Contact

Nullmeier Markus
Position:
German Astrophysical Virtual Observatory (GAVO), University of Heidelberg, Heidelberg, Germany
Address
Germany

Miscellaneous Information

Miscellaneous Information

Abstract Reference: 30842
Identifier: O8.2
Presentation: Oral communication
Key Theme: 1 Reduction and Analysis Algorithms for Large Databases and Vice-versa 

Using PostgreSQL for efficient handling of spatial data

Authors:
Nullmeier Markus, Bartunov Oleg, Karpov Sergey, Korotkov Alexander, Ivanov Dmitry, 

The production of contemporary observational and simulation data in astronomy typically results in very large databases. Two of the related fundamental challenges in handling these are fast spatial queries on the celestial sphere, and, for projects such as progressive surveys, high rates of observation updates. A standard choice for a database management system in this context is one of the relational type, such as the open source product PostgreSQL. For the tasks mentioned above, we report a comparative efficiency study of a variety of spatial indexing methods for PostgreSQL.

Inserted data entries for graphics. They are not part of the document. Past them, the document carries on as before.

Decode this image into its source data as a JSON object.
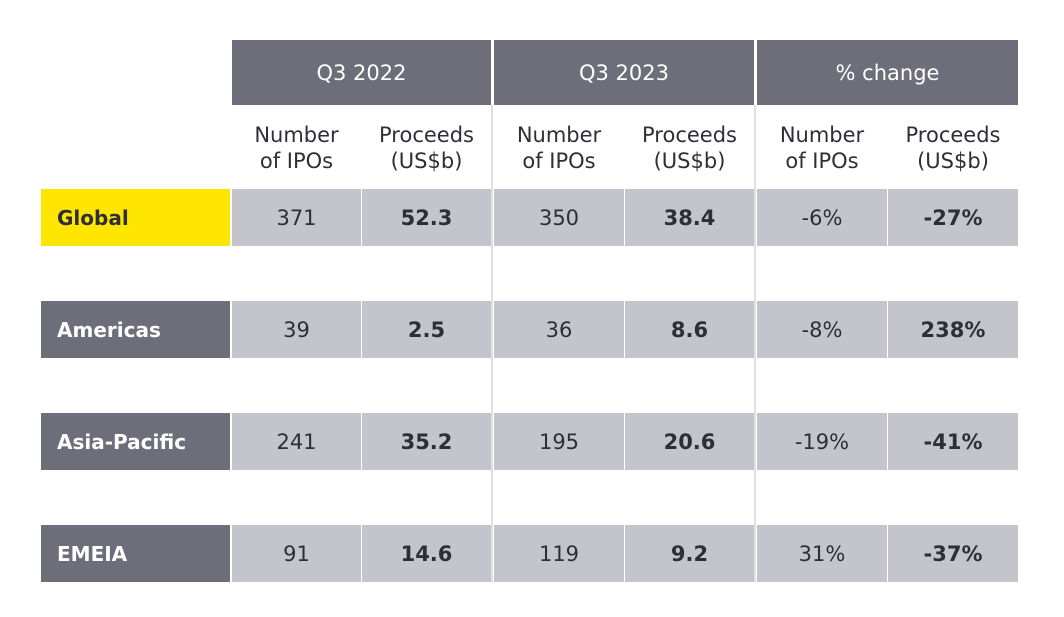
{
  "header": {
    "groups": [
      "Q3 2022",
      "Q3 2023",
      "% change"
    ],
    "subheaders": [
      [
        "Number",
        "of IPOs"
      ],
      [
        "Proceeds",
        "(US$b)"
      ],
      [
        "Number",
        "of IPOs"
      ],
      [
        "Proceeds",
        "(US$b)"
      ],
      [
        "Number",
        "of IPOs"
      ],
      [
        "Proceeds",
        "(US$b)"
      ]
    ]
  },
  "table": {
    "rows": [
      {
        "label": "Global",
        "cells": [
          "371",
          "52.3",
          "350",
          "38.4",
          "-6%",
          "-27%"
        ]
      },
      {
        "label": "Americas",
        "cells": [
          "39",
          "2.5",
          "36",
          "8.6",
          "-8%",
          "238%"
        ]
      },
      {
        "label": "Asia-Pacific",
        "cells": [
          "241",
          "35.2",
          "195",
          "20.6",
          "-19%",
          "-41%"
        ]
      },
      {
        "label": "EMEIA",
        "cells": [
          "91",
          "14.6",
          "119",
          "9.2",
          "31%",
          "-37%"
        ]
      }
    ]
  }
}
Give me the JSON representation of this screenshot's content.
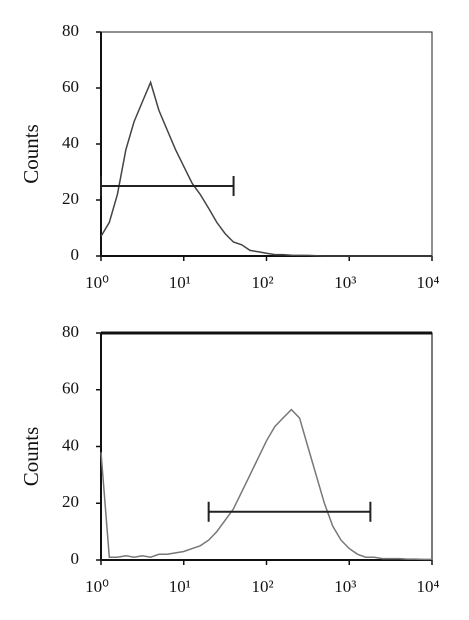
{
  "chart_data": [
    {
      "type": "line",
      "ylabel": "Counts",
      "xscale": "log",
      "color": "#444444",
      "xlim": [
        1,
        10000
      ],
      "ylim": [
        0,
        80
      ],
      "yticks": [
        0,
        20,
        40,
        60,
        80
      ],
      "xticks": [
        {
          "value": 1,
          "label": "10⁰"
        },
        {
          "value": 10,
          "label": "10¹"
        },
        {
          "value": 100,
          "label": "10²"
        },
        {
          "value": 1000,
          "label": "10³"
        },
        {
          "value": 10000,
          "label": "10⁴"
        }
      ],
      "x": [
        1,
        1.26,
        1.58,
        2,
        2.51,
        3.16,
        3.98,
        5.01,
        6.31,
        7.94,
        10,
        12.6,
        15.8,
        20,
        25.1,
        31.6,
        39.8,
        50.1,
        63.1,
        79.4,
        100,
        126,
        158,
        200,
        251,
        316,
        398,
        501,
        631,
        794,
        1000,
        1260,
        1580,
        2000,
        2510,
        3160,
        3980,
        5010,
        6310,
        7940,
        10000
      ],
      "values": [
        7,
        12,
        22,
        38,
        48,
        55,
        62,
        52,
        45,
        38,
        32,
        26,
        22,
        17,
        12,
        8,
        5,
        4,
        2,
        1.5,
        1,
        0.5,
        0.5,
        0.3,
        0.2,
        0.2,
        0.1,
        0,
        0,
        0,
        0,
        0,
        0,
        0,
        0,
        0,
        0,
        0,
        0,
        0,
        0
      ],
      "gate": {
        "x": [
          1,
          40
        ],
        "y": 25
      }
    },
    {
      "type": "line",
      "ylabel": "Counts",
      "xscale": "log",
      "color": "#777777",
      "xlim": [
        1,
        10000
      ],
      "ylim": [
        0,
        80
      ],
      "yticks": [
        0,
        20,
        40,
        60,
        80
      ],
      "xticks": [
        {
          "value": 1,
          "label": "10⁰"
        },
        {
          "value": 10,
          "label": "10¹"
        },
        {
          "value": 100,
          "label": "10²"
        },
        {
          "value": 1000,
          "label": "10³"
        },
        {
          "value": 10000,
          "label": "10⁴"
        }
      ],
      "x": [
        1,
        1.26,
        1.58,
        2,
        2.51,
        3.16,
        3.98,
        5.01,
        6.31,
        7.94,
        10,
        12.6,
        15.8,
        20,
        25.1,
        31.6,
        39.8,
        50.1,
        63.1,
        79.4,
        100,
        126,
        158,
        200,
        251,
        316,
        398,
        501,
        631,
        794,
        1000,
        1260,
        1580,
        2000,
        2510,
        3160,
        3980,
        5010,
        6310,
        7940,
        10000
      ],
      "values": [
        38,
        1,
        1,
        1.5,
        1,
        1.5,
        1,
        2,
        2,
        2.5,
        3,
        4,
        5,
        7,
        10,
        14,
        18,
        24,
        30,
        36,
        42,
        47,
        50,
        53,
        50,
        40,
        30,
        20,
        12,
        7,
        4,
        2,
        1,
        1,
        0.5,
        0.5,
        0.5,
        0.3,
        0.3,
        0.2,
        0.2
      ],
      "gate": {
        "x": [
          20,
          1800
        ],
        "y": 17
      }
    }
  ]
}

We used the principal benchmark operations of radial query (cone search) and distance-based join (cross match), as well as insertion of single points with online index updates. All tests were run on synthetic data in order to analyze both run time and number of data block accesses as a function of database size. The spatial indexing methods we investigated were three-dimensional R-trees (pgSphere, PostGIS), Quad Tree Cubes (Q3C), Healpix (H3C), and Hierarchical Triangular Mesh (HTM).

The results show that, with the latest version of the pgSphere software, R-trees perform on par with the other methods, which are based on storing index numbers of sky regions in standard database (B-tree) indexes. This is due to a novel R-tree node splitting algorithm, and, for calculating cross matches, a method of hierarchical descent for the two respective indices. The development of these efficient algorithms was in particular enabled by specific extensibility features of PostgreSQL. The latter now include a device to automatically optimize regular SQL queries for spatial joins to invoke specialized cross match routines without any user intervention, which is available for pgSphere.

In summary, PostgreSQL proved to be an appropriate tool for handling astronomical databases from small to very large, especially in terms of usability and of absolute performance.